Phase

 Is this how growing up feels like?


When my doll is being hid somewhere under the pillow,  I had to understand that my brother had only joking with me.

When KFC wasn’t served as dinner although they promised, I had to understand we could eat it another day.

When all I wore everyday had belonged to my brothers, I had to understand that we should only wear our best clothes when going out.


When I lost my money at school, I had to understand that I did not keep it safely.

When they told me I have to be skinnier, I had to understand that people will love you first based on your appearance.

When I was told that he wanted to break up with me, I had to understand that I could not let people stay if they wanted to leave.

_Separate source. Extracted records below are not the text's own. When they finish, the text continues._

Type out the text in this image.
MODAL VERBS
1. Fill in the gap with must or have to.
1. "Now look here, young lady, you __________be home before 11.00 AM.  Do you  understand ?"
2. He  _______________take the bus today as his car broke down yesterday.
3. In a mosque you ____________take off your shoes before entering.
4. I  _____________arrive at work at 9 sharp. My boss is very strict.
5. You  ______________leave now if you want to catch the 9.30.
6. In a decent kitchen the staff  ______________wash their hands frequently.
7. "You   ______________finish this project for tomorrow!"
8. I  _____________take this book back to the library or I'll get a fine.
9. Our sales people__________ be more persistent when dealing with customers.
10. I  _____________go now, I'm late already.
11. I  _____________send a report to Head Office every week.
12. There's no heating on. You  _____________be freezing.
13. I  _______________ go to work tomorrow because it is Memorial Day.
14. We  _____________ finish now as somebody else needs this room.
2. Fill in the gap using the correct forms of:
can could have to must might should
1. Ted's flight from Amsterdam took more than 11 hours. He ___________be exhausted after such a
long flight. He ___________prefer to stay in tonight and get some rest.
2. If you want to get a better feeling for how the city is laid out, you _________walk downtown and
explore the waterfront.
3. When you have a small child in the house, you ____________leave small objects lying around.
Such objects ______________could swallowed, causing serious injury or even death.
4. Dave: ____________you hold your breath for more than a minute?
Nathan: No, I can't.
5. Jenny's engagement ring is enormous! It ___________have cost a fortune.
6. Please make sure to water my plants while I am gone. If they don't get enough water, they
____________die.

When they threw me away from the circle, I had to face that I have to be strong for myself.

When I realized the saving wasn’t enough for tuition fees, I had to face that I have to look for a job.

When they told me they could not pay for college, I had to face that I should only looking for scholarships.


When I got that big announcement, I learnt to understand that manners are more important than intelligence.

When they pushed us to reach some goals, I learnt to understand that they believed us that we could do better

When I had to survive alone in abroad, I learnt to understand that happiness is wealth beyond measurement.


When I enjoyed doing both work and study, I learnt about appreciation - not everyone could do well on both.

When I achieved two lifetime goals, I learnt about gratitude - all I should do next was believe more in myself.

When I got the chance to lead and do something for the team, I learnt about recognition - trust and dependable are only for honest and genuine person.


When they told me to speed up and fill the expectation, I had to face that people only care about your results - not knowing you worked under pressure in helpless situation.

When I got to pay more and work more for the home, I had to face that these things are coming faster than ever - ready or not, this will be your routine.

When things started going messy and uncontrollaby, I had to face the fact that they also affect my condition - costed some energy and sanity.


When she said what I had worked did not fill her expectations, I know all things that I have tried were never enough although they were my best.

When they were not gonna help at all, I know in the path I have chosen will always be alone.

When he caressed and her reaction was smiling, I know I was always just a toy all along for their good reputation.


Growing up, what are we going to learn next?


Bullying someone - are we going to think that we are a powerful person?

Take someone for granted - are we going to think that our lives matter the most?

Sending people threats - are we going to think it was only for a joke?

Killing someone - are we going to think it was the way to express our feelings?


Growing up, we are forced to adapt with new things

Growing up, we are forced to care about ourselves the most

Growing up, we are forced to lost our sense of humanity day by day


Things that scaring me outta hell, and I don't feel I wanna grow up anymore.